Mein Name ist Gernulf Olzheimer und dies ist das Weblog aus dem Land der Bekloppten und Bescheuerten.

Die Vorgänge selbst sind hinreichend bekannt, und werden sie zielgerichtet ausgeübt, so sind die Tatbeteiligten neun Monate danach in die nächsthöhere Güteklasse menschlicher Existenz aufgepoppt, eine Ebene höher, und der Verdacht liegt nahe, dass es sich nicht nur um Biochemie handelt, sondern: sie kriegen gewaltig eins an der Birne mit, sobald sie aufsteigen. Die Schäden bleiben, und wie jeder raumfordernde Prozess irgendwann die letzten Synapsen bügelt, schwappt die Masse früher oder später frei umher. Der Einsatz bordeigener Hormone macht die Sache nicht angenehmer, schon gar nicht für unschuldige Dritte, die aushalten müssen, was man nach latentem Rassenwahn, einer schizoiden Psychose beim Nachbarn mit Waffenschein oder Narzissmus in klinischen Endstadium am wenigsten erträgt. Den ungebremsten, explosionsartig sich entfaltenden Stolz der Eltern auf ihr Scheißgör.

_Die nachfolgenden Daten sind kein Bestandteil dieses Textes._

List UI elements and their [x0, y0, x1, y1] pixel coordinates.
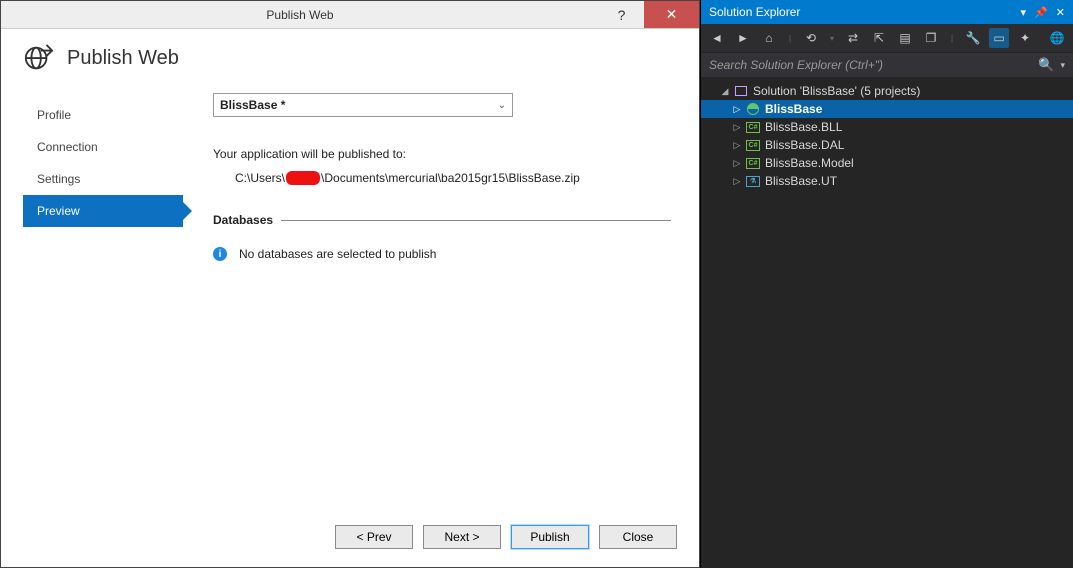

Vermutlich haben die Gevattern und Gemütter selbst hinreichend schizoides Gedankengut in der Hirnrunde gebunkert, denn nur sie verhalten sich so widersprüchlich, dass man beim Zusehen Zahnweg kriegt. Auf der einen Seite ist der Mini schon im zarten Alter so selbstständig, er könnte glatt Formel 1 fahren – mit Stelzen auf dem Gaspedal sicher kein Ding – verzichtet jedoch aus reiner Liebe zur Umwelt auf derlei. Auf der anderen Seite wird der Spross in Bioluftpolsterfolie gestopft auf dem Silbertablett über alle Holzwege gehievt, damit er sich ja nicht die Mauken verbiegt. Sie lernen sich alle durchzusetzen, allerdings lernen sie es nur durch Imitation, wenn Mami beim Latte-macchiato-Treff mit den anderen Versagerinnen die Kellnerin anschreit, weil die im Gegensatz zur Genschleuder ihr Studium nicht abgebrochen hat und von Muttchens Cellulite noch lockere zwanzig Jahre entfernt ist. So lernt auch der Nachwuchs beizeiten, dass man gar nicht viel braucht, um seinen Status ohne Argumente zu unterstreichen. Wenngleich er das als geniale Fortsetzung der Familienlinie sicher nie wird einsetzen müssen.

Denn die anderen Blagen sind ebendies: verschludertes Genmaterial, das höchstens zum Müllmann oder als Innenministerin taugt, deutlich unterbelichtet, vollverdübelt und lernresistent, kurz, der Schmierkäse, aus dem Untertanen geschnitzt werden. Eine grausige Vorstellung, dass diese Kevins und Schantallen dereinst die Rente für Galileo Maximilian Figaro erschuften sollen, den aus anderem Holz geschwiemelten Götterliebling, man sieht es ihm zwar noch nicht an, wenn man ihn nicht kennt, aber man wird ihn kennenlernen, und wenn es das letzte sein sollte, das seine Erzeuger in dieser Inkarnation sich aus der Rübe rattern. Die anderen sind die anderen, die eigene Leibesfrucht jedoch spielt in einer vollkommen losgelösten Kategorie. Der Verdacht liegt nahe, dass dieser Absolutheitsanspruch an den perfekt gegen die Realität isolierten Blitzbirnen der Erwachsenen liegt.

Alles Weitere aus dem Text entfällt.